The waitress arrived with plates of jambalaya. “Can I get you two more beers?”
Carson said, “Why the hell not.”
“We’re celebrating,” Michael told the waitress.
“Is it your birthday?”
“No,” he said, “but you’d think it was, considering how sweet she’s being to me.”
“You’re a cute couple,” said the waitress, and she went to get the beers.
“Cute?” Carson growled.
“Don’t shoot her,” Michael pleaded. “She’s probably got three kids and an invalid mother to support.”
“Then she better watch her mouth,” Carson said.
In another silence, they ate jambalaya and drank beer for a while, until finally Michael said, “Probably every major player in city government is one of Victor’s.”
“Count on it.”
“Our own beloved chief.”
“He’s probably been a replicant for years.”
“And maybe half the cops on the force.”
“Maybe more than half.”
“The local FBI office.”
“They’re his,” she predicted.
“The newspaper, local media?”
“His.”
“Whether they’re all his or not, when’s the last time you trusted a reporter?”
“Clueless,” she agreed. “They all want to save the world, but they just end up helping to weave the handbasket.”
Carson looked at her hands. She knew they were strong and capable; they had never failed her. Yet at the moment they looked delicate, almost frail.
She had spent the better part of her life in a campaign to redeem her father’s reputation. He, too, had been a cop, gunned down by a drug dealer. They said that her dad had been corrupt, deep in the drug trade, that he’d been shot by the competition or because a deal had gone sour. Her mother had been killed in the same hit.

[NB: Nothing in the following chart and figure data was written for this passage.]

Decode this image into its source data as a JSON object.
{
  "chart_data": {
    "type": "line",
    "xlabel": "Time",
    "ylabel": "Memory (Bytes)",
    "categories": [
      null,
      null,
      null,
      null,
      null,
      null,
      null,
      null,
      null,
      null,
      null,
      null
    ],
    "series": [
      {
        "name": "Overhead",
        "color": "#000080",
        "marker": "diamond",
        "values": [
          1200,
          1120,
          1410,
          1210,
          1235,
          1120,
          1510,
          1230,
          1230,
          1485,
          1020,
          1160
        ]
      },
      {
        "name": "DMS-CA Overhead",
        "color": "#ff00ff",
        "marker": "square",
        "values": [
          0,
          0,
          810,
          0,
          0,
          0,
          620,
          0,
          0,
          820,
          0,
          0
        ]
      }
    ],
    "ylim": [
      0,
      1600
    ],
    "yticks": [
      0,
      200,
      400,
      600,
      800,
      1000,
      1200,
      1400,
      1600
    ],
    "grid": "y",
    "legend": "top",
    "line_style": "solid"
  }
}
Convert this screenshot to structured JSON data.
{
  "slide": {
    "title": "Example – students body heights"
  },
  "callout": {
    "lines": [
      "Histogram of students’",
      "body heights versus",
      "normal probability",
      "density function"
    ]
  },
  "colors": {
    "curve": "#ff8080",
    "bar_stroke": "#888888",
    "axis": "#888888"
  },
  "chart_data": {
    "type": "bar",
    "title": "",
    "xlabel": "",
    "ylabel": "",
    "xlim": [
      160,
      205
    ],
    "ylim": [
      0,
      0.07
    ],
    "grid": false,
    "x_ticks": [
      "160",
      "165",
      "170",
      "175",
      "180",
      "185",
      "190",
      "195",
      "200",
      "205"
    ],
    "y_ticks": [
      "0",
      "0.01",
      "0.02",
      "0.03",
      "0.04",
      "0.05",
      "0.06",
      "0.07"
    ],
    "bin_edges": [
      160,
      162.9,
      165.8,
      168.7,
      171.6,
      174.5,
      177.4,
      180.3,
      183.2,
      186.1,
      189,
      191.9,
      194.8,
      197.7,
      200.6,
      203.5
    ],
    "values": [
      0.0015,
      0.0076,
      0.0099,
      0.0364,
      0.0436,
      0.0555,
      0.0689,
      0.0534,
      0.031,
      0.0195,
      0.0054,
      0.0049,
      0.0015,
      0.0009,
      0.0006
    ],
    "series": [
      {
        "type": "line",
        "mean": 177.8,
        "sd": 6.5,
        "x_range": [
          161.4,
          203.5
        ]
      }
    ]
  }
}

Always she had known the official story must be a lie. Her dad had uncovered something that powerful people wanted kept secret. Now she wondered if it had been one powerful person—Victor Helios.
“So what can we do?” Michael asked.
“I’ve been thinking about that.”
“I figured,” he said.
“We kill him before he can kill us.”
“Easier said than done.”
“Not if you’re willing to die to get him.”
“I’m willing,” Michael said, “but not eager.”
“You didn’t become a cop for the retirement benefits.”
“You’re right. I just wanted to oppress the masses.”
“Violate their civil rights,” she said.
“That always gives me a thrill.”
She said, “We’re going to need guns.”
“We’ve got guns.”
“We’re going to need bigger guns.”
Chapter 10
Erika’s education in the tank had not prepared her to deal with a man who was chewing off his fingers. Had she matriculated through a real rather than virtual university, she might have known at once what she should do.
William, the butler, was one of the New Race, so his fingers were not easy to bite off. He had to work diligently at it.